I hope you'll check the blog out. If you're interested in joining, just let me know.

Sylvia said...

It bothers me that people in the west just don't get it. I wear a headscarf when I visit Med's village out of respect and certainly when I've visited mosques. Maybe as a temple garment-wearing Mormon I'm extra sensitive....


chaoyang said...

another beautiful example of your ability to write -- draw the reader in and hold them breathless to the end.

erin said...

beautiful post.

Frida said...

Great post HiK, the personal perspective is powerful.

"One brick in the house of Islam" - I like that. I am prone to taking a smorgasboard approach to my spirituality, having been raised by Brethren parents. I like to remember that what matters is the integrity and decency with which we live in relation to each other and to the planet - and there are many bricks that build that house (bad use of the metaphor but I hope you know what I mean).

When I read your description of putting on your headscarf for prayers I felt a shiver of recognition. It is a beautiful paragraph.

I've had some Afghan friends ask me not to wear the headscarf - they do not chose to wear the scarf out of personal spiritual conviction but rather out of a sense of social and political pressure and they tell me that when foreign women wear the scarf it only makes it harder for Afghan women to choose to take it off.

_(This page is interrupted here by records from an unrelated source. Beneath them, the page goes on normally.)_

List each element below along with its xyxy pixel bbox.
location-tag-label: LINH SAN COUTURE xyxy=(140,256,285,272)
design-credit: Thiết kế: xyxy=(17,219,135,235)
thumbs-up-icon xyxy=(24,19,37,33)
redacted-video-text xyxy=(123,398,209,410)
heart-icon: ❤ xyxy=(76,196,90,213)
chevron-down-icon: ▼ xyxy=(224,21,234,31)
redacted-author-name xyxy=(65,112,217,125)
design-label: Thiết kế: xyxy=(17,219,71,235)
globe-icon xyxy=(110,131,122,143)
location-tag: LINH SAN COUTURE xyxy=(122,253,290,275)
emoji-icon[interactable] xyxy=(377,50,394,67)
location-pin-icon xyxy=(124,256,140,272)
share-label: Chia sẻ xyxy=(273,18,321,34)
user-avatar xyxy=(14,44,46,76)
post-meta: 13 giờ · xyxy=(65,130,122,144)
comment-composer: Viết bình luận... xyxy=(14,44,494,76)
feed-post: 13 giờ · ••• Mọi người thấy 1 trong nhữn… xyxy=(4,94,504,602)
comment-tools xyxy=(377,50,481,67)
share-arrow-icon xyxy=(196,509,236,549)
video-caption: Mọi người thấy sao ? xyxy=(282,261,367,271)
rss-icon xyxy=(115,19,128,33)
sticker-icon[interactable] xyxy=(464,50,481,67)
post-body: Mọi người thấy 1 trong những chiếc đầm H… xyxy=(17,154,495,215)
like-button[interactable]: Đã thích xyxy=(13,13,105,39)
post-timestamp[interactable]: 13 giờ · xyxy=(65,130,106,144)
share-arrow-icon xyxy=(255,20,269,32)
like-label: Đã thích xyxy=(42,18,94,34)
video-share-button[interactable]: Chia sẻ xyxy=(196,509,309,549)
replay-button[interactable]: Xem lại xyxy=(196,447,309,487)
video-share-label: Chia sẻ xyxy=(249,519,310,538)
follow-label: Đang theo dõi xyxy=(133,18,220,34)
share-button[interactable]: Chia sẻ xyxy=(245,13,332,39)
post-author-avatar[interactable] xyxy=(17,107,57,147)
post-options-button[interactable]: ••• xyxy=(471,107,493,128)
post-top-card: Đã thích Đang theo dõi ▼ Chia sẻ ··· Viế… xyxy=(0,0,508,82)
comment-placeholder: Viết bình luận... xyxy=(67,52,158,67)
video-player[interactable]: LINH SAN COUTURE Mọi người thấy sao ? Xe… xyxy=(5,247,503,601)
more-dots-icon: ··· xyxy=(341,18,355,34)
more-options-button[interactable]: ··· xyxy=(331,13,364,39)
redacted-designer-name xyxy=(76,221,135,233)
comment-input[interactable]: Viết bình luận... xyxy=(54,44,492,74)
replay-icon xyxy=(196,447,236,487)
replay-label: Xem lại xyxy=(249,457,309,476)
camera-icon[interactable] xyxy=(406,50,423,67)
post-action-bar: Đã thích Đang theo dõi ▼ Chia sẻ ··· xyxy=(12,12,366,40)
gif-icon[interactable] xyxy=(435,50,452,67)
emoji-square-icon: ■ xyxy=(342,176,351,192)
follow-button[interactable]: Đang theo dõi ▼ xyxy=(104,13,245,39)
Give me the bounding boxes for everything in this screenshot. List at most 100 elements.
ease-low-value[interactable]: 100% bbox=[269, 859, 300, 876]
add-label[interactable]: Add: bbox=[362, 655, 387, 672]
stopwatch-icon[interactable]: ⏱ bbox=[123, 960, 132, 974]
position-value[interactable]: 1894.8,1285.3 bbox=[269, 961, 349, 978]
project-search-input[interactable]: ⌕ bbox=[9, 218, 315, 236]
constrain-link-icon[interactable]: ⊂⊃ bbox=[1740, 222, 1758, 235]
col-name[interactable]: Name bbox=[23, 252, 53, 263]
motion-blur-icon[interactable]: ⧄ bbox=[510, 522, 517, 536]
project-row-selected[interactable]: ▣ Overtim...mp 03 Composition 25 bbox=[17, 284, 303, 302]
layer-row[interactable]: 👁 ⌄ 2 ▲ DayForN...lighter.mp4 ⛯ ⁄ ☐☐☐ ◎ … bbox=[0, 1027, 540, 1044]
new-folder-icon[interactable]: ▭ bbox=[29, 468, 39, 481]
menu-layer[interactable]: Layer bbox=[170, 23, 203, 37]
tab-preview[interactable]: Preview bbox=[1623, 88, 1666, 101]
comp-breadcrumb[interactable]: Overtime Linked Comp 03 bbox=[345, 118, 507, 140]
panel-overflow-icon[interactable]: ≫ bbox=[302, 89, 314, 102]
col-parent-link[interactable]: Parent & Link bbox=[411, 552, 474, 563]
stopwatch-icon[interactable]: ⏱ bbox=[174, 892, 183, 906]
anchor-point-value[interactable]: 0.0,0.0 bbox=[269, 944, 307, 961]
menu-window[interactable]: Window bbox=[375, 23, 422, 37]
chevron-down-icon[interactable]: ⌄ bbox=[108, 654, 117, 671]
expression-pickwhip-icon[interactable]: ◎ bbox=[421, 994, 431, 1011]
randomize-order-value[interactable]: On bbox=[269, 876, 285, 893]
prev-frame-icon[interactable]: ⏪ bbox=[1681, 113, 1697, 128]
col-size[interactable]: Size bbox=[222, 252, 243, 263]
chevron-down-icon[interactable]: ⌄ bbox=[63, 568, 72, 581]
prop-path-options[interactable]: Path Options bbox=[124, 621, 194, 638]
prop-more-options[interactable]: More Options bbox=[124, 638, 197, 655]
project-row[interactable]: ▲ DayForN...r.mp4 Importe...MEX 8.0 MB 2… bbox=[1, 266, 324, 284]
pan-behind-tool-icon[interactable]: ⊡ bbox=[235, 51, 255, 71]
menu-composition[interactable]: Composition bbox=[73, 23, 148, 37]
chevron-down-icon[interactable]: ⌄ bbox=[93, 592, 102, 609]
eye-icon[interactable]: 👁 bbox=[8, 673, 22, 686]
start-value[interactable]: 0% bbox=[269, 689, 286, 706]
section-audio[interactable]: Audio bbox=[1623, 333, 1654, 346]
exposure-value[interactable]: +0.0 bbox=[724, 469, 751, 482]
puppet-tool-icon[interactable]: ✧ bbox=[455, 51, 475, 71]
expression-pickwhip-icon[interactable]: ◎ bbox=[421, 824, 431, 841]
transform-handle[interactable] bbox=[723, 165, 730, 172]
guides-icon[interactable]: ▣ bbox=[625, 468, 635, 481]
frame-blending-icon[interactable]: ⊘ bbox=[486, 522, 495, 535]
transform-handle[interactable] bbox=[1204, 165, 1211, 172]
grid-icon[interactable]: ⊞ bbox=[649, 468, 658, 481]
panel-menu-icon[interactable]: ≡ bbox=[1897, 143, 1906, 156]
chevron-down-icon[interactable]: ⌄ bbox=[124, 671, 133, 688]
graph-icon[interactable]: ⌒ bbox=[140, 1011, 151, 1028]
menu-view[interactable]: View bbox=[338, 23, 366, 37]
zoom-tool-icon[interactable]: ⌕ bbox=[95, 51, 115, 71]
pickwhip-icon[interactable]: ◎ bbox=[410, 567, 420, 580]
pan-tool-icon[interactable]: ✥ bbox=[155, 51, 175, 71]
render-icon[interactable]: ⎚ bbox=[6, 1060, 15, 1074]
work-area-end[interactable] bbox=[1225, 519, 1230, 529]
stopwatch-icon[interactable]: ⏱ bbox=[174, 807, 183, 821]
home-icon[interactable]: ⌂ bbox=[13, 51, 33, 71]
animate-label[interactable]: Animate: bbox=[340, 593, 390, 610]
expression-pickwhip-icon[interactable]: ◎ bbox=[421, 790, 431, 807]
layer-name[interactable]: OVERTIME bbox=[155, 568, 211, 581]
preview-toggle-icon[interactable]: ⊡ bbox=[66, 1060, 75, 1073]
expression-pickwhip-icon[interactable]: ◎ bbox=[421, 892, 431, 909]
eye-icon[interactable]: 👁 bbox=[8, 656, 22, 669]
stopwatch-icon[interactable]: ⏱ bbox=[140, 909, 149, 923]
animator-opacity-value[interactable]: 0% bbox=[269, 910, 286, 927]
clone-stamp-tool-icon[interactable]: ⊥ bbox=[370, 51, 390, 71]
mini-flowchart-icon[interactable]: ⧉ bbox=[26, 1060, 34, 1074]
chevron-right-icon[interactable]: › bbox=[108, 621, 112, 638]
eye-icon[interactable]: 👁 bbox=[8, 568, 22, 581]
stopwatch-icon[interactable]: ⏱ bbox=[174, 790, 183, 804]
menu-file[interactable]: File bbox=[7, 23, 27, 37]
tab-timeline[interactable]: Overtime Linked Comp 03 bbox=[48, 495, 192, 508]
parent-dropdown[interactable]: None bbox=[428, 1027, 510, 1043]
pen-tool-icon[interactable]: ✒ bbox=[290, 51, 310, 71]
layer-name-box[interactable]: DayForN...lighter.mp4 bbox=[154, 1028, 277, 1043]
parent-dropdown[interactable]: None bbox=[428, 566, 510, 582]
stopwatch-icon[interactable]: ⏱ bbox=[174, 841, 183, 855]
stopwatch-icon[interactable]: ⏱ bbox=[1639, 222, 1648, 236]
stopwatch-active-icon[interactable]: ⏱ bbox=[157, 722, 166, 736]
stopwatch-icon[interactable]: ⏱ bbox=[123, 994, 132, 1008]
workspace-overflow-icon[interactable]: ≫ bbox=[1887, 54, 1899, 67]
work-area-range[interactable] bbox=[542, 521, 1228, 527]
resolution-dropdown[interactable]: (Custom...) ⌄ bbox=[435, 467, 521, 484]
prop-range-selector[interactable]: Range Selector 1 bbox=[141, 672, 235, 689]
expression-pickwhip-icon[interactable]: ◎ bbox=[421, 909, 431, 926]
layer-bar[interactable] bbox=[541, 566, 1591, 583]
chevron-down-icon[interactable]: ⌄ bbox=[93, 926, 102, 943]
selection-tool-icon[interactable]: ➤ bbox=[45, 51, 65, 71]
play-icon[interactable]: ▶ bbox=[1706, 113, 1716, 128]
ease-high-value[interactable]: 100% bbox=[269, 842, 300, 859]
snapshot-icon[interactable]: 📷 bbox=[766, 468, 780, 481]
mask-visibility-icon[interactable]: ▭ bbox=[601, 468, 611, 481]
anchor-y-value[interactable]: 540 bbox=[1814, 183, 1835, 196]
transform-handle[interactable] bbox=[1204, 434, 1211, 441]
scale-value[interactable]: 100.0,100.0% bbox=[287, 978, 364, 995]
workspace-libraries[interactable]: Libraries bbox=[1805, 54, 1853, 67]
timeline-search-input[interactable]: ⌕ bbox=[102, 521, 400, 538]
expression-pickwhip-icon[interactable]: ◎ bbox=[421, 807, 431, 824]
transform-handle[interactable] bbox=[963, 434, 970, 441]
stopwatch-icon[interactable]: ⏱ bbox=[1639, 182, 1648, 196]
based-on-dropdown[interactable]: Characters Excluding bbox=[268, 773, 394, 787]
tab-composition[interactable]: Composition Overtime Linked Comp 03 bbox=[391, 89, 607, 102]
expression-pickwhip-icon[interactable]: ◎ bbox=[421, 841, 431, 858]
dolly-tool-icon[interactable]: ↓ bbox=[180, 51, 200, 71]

I wear a headscarf here mostly so as not to offend or to distract attention from the point of my work. Human rights/ women's rights work is sensitive and my place in this work - as a foreign and non-Muslim woman - is already complicated. But it is a question that is never fully settled in my mind.

Of course there are windy, dusty days when a head scarf makes excellent practical sense in Ghor as well!

KufiGirl said...

Thanks for this. I can identify. Especially when you talk about the comfort you feel putting it on in one context, and the "4 layers of clothes and it's hot and please lower YOUR gaze!" irritation in a different one. :) I've also felt both these things, but the first one is particularly hard to articulate to someone who hasn't felt it themselves.

I also like the brick analogy. That's appropriate to so many things.

omg said...

This was a wonderful post and it really gets across the complexity of the issue, not only for a whole society, but even for one individual. Nicely done!